Most cat litter available is some form of natural material, with the common ones being clay and wood fibre. However, although clay is natural and found in the ground, it’s not biodegradable or the most eco-friendly and sustainable cat litter out there. Clay litter is normally made from bentonite clay which is extracted from the ground by quarrying.  Bentonite clay is an absorbent montmorillonite clay formed from altered volcanic ash, so as you can imagine can take thousands to millions of years to form, so not sustainable at all. Another common cat litter that is widely available is wood fibre and can normally be bought in non-clumping pellets or smaller granules that normally clump. Wood fibre cat litter is often made from FSC certified wood from sustainably managed forests and of course trees grow back and are great for the environment when growing too, so it’s definitely a brilliant eco-friendly option for cat litter. Wood fibre cat litter is also biodegradable so won’t be hanging around for so long once it is disposed of like a clay litter would. There are other biodegradable cat litters available too, such as ones made from recycled paper, corn and even casava and tofu! We’ve tried quite a few with Noggins and Binkles and although we love corn cat litter, as it tracks less than the wood fibre litter, we have found ourselves using the wood fibre litter more recently as it’s produced in the UK, rather than Europe, so it has less air (or boat) miles! If you do choose to use individual bags when emptying your cat’s litter tray make sure they are biodegradable and compostable.
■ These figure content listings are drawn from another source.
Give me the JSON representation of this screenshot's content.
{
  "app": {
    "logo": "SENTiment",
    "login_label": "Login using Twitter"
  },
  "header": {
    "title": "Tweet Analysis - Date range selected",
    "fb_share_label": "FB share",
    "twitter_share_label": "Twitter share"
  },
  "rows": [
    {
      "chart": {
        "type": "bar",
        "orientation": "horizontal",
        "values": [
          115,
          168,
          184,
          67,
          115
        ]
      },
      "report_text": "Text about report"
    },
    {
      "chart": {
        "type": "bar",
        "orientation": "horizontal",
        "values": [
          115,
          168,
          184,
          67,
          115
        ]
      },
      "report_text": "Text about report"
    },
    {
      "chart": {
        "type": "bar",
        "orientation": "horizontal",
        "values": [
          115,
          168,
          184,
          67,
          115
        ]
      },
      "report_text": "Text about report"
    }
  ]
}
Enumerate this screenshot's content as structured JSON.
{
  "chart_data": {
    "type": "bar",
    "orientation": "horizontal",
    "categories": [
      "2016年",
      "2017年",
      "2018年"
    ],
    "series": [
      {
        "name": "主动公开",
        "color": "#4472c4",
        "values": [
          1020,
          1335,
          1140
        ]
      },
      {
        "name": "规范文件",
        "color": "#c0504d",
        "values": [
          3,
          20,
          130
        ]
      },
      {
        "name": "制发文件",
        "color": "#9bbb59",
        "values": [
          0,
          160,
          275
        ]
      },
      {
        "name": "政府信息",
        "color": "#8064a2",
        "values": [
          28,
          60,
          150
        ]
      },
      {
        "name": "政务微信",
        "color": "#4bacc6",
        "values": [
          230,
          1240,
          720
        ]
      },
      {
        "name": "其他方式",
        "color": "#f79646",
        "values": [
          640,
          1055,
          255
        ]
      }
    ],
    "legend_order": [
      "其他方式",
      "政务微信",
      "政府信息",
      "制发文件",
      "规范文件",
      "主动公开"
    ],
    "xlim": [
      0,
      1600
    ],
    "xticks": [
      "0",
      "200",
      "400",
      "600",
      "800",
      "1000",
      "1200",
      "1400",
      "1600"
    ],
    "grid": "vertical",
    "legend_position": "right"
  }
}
Most biodegradable cat litters can also be flushed down the toilet (it will say on the bag if it can) or composted at home or in your green bin (without the poo), but it’s always worth checking with your water provider and local council before doing either of these!

  1. Adopt Don't Shop! 

One of the first decisions you will most likely make, after deciding you would like a cat to join your family, is what sort of cat and where are you going to find them. Adoption always comes to our minds first (we have two rescue cats!) and there are plenty of cats in rescue centres looking for good homes, so that’s a good place to start. We can confirm that rescue cats rock! It’s always important to neuter your cat so you aren’t contributing to anymore cats needing homes and this is normally a requirement when adopting if they haven't been already. If you do choose to buy from a breeder, be sure to do lots of research and only buy from a trusted and registered breeder.

  1. Reduce Your Plastic Use Where You Can

You can reduce your plastic consumption in many different ways when looking after your cat. Be sure to reduce plastic when choosing food, poop bags, collars, harnesses and toys. If you do use plastic regularly for any of these things, make sure it can be recycled and recycle it!